Figure 2-36 Custom scaling rules.
This comes with a default profile called Default, Scale 1-1. Let's edit that profile and then define a rule that will specify that the App Service plan should scale out when the average CPU Percentage is greater than 80 percent for more than 17 minutes, and scale in when it averages less than 50 percent for 12 minutes. (I'm using odd numbers rather than the defaults here so you can pick out the numbers on the screen.) Click Default, Scale 1-1 to change the default profile as displayed in Figure 2-37. After setting up the profile, you'll add the rules.
Figure 2-37 Set up a profile for scaling.
This profile is called Test The Scaling Options, and it will apply all of the time. The minimum number of instances is two; the maximum number of instances is eight. Set the fields and click OK to add the profile.
Next, click Add Rule under the profile you just edited. This will bring up a blade similar to Figure 2-38.
Figure 2-38 Set up a rule for scaling out.

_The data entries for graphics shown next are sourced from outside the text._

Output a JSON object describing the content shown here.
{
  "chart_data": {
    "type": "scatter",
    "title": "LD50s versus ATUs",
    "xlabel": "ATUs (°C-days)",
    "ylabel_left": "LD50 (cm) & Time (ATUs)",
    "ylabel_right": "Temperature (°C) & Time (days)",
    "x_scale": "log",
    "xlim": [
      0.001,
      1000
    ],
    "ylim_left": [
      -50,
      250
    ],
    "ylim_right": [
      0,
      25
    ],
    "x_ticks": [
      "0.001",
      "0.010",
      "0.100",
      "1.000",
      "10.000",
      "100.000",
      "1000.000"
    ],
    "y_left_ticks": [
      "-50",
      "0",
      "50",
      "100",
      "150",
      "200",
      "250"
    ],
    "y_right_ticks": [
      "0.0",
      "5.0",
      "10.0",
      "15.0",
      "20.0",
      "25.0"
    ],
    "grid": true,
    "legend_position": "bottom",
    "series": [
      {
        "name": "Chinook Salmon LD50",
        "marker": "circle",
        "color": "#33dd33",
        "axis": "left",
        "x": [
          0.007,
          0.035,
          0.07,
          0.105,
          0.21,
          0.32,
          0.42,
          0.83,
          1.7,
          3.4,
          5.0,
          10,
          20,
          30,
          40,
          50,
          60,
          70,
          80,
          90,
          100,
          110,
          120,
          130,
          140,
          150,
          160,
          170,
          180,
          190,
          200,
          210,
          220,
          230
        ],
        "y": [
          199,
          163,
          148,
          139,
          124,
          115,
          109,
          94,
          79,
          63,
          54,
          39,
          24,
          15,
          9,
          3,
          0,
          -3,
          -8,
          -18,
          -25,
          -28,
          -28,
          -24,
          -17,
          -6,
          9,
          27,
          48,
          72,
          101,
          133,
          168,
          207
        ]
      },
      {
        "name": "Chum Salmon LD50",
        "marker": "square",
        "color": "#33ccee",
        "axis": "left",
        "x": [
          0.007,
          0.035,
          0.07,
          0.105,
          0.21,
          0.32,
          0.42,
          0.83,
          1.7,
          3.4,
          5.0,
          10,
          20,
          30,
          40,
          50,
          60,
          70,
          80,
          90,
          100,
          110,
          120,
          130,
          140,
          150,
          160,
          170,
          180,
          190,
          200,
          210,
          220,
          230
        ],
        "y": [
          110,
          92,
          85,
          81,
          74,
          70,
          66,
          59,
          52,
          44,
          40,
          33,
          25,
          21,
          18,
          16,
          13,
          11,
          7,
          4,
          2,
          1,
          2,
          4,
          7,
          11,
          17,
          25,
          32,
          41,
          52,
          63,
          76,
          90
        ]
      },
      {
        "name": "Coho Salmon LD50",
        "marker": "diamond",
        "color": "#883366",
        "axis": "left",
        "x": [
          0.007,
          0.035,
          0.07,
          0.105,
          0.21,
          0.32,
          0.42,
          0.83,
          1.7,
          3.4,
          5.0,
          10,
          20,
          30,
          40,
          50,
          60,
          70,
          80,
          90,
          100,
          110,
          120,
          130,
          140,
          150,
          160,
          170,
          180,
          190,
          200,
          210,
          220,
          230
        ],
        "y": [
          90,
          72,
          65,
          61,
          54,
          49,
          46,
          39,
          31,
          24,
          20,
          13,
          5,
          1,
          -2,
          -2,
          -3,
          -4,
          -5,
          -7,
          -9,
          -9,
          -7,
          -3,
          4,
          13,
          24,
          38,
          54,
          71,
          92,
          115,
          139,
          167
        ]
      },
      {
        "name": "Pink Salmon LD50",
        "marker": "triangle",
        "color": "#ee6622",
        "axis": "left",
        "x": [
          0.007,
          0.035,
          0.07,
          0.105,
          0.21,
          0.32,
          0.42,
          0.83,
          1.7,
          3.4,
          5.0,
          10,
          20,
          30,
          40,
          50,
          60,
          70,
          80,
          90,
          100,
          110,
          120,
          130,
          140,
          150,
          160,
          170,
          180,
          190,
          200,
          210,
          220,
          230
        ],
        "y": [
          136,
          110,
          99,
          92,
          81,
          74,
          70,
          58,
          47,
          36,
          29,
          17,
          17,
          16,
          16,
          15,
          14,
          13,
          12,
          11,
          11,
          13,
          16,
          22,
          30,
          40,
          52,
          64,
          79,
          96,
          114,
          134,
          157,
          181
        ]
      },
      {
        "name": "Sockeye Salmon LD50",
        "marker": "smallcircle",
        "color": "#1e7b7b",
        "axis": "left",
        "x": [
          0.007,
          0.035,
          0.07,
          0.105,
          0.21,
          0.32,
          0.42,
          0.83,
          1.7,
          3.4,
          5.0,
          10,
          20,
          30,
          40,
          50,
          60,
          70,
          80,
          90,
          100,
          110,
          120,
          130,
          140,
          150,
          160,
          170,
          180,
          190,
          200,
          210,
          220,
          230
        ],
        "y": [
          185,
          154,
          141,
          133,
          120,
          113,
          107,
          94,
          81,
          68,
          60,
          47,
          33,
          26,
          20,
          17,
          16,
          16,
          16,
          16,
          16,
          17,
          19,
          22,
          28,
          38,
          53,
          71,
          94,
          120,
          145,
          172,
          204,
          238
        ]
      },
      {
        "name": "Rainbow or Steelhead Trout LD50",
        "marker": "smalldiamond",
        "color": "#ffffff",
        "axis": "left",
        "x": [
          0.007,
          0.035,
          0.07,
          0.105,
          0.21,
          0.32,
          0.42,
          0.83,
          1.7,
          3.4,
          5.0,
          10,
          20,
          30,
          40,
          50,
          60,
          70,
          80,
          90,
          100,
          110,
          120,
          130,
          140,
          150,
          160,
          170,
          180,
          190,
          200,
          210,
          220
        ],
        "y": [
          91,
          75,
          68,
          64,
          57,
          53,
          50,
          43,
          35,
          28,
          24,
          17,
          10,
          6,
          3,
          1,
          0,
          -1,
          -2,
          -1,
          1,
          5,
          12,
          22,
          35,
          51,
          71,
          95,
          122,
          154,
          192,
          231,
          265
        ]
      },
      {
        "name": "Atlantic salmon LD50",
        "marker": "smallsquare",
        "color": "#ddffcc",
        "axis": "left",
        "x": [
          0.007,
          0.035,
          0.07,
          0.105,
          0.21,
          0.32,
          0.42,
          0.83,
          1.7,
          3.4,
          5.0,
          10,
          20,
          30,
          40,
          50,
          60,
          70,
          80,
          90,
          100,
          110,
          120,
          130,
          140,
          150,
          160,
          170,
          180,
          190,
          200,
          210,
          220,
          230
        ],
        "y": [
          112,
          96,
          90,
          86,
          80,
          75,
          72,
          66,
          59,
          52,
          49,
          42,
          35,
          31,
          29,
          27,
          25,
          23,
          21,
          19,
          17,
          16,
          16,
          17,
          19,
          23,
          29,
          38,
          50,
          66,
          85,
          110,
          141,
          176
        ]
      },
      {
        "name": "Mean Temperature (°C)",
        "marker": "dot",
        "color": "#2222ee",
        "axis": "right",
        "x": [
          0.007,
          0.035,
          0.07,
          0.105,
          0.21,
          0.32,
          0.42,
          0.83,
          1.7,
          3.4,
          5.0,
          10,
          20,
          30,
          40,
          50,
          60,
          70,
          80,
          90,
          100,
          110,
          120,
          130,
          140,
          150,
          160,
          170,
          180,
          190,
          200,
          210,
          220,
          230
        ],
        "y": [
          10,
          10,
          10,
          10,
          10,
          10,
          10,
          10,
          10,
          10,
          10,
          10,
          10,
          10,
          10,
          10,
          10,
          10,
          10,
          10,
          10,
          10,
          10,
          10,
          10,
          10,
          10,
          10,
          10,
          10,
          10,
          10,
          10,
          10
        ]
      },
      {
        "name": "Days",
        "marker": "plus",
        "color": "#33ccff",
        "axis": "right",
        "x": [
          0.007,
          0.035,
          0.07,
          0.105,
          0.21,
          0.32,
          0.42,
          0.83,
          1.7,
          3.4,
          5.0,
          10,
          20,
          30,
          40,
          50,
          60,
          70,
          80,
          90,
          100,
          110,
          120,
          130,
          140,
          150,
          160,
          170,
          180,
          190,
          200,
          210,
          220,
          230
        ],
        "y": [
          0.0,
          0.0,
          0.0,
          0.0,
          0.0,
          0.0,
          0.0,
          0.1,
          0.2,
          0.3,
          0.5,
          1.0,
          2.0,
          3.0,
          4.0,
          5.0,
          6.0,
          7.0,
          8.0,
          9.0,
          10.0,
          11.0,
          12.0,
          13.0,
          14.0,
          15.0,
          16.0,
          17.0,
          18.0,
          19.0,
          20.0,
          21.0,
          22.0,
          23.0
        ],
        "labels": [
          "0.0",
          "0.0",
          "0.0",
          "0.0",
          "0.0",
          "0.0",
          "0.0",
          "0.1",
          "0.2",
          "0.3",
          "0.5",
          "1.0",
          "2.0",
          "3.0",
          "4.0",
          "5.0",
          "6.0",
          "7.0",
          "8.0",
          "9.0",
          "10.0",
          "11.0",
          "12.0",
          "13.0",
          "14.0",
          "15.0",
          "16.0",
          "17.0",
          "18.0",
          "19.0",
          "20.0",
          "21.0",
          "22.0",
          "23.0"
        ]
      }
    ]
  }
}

If you click the drop-down list for Metric Name, you'll see several different metrics that you can use to autoscale, such as Memory Percentage, Disk Queue Length, HTTP Queue Length, Data In, and Data Out. For example, if your web application lets people upload data, you might want to autoscale it if they are uploading a ton of data and send a notification to someone who can check and make sure it's legitimate and not a hacker. Set this to autoscale based on CPU Percentage.
In this case, when the average CPU Percentage is over 80 percent for more than 17 minutes, it will scale up by one instance. The Cool Down (Minutes) is the amount of time before another scaling action will take place. So after 5 minutes, if the average CPU Percentage is still over 80 percent, it will add another instance. It will continue to do this until it reaches the maximum number of instances you set on the profile, which was eight. Fill in the fields and click OK to save the rule.
Now we need a rule that says if the average CPU Percentage is less than 50 percent for more than 12 minutes, decrease the instance count. It will keep decreasing the instance count until it reaches the minimum number of instances, which is two in our case. Figure 2-39 shows how to set up this rule.
Figure 2-39 Set up a rule for scaling in.
After filling in the fields, click OK to save the rule. Now, the Scale Setting blade should look similar to Figure 2-40.
Figure 2-40 A screenshot showing the specified profile and its rules.
Click Save at the top of the Scale Setting blade to save the scaling settings. Now, the App Service plan will scale using these rules. Note that all Web Apps, Mobile Apps, etc. that use that App Service plan will be scaled as the App Service plan scales.
There are two other options for the profile—one is Recurrence and the other is Fixed Date. Fixed Date allows you to provide a specific date/time range with scaling information. For example, you may want it to scale up faster on opening day for your web application.
Recurrence allows you to specify a start time and which days of the week apply. This is what you would use if you had a web application used by a company from 8 AM to 5 PM but not much after that. You would add a profile to start at 8 AM on Monday through Friday to scale out, and then add one to start at 5 PM on Monday through Friday to scale back in for the evenings and weekends.
If you have multiple profiles, there is an order of precedence in which they are handled. When processed by the Autoscale service, the profiles are always checked in the following order:
In the example above, you would set up a Recurrence profile for Monday through Friday, 8 AM to 5 PM, and then set up a Fixed Date profile for a specific holiday, and the Fixed Date profile will take precedence on that one date.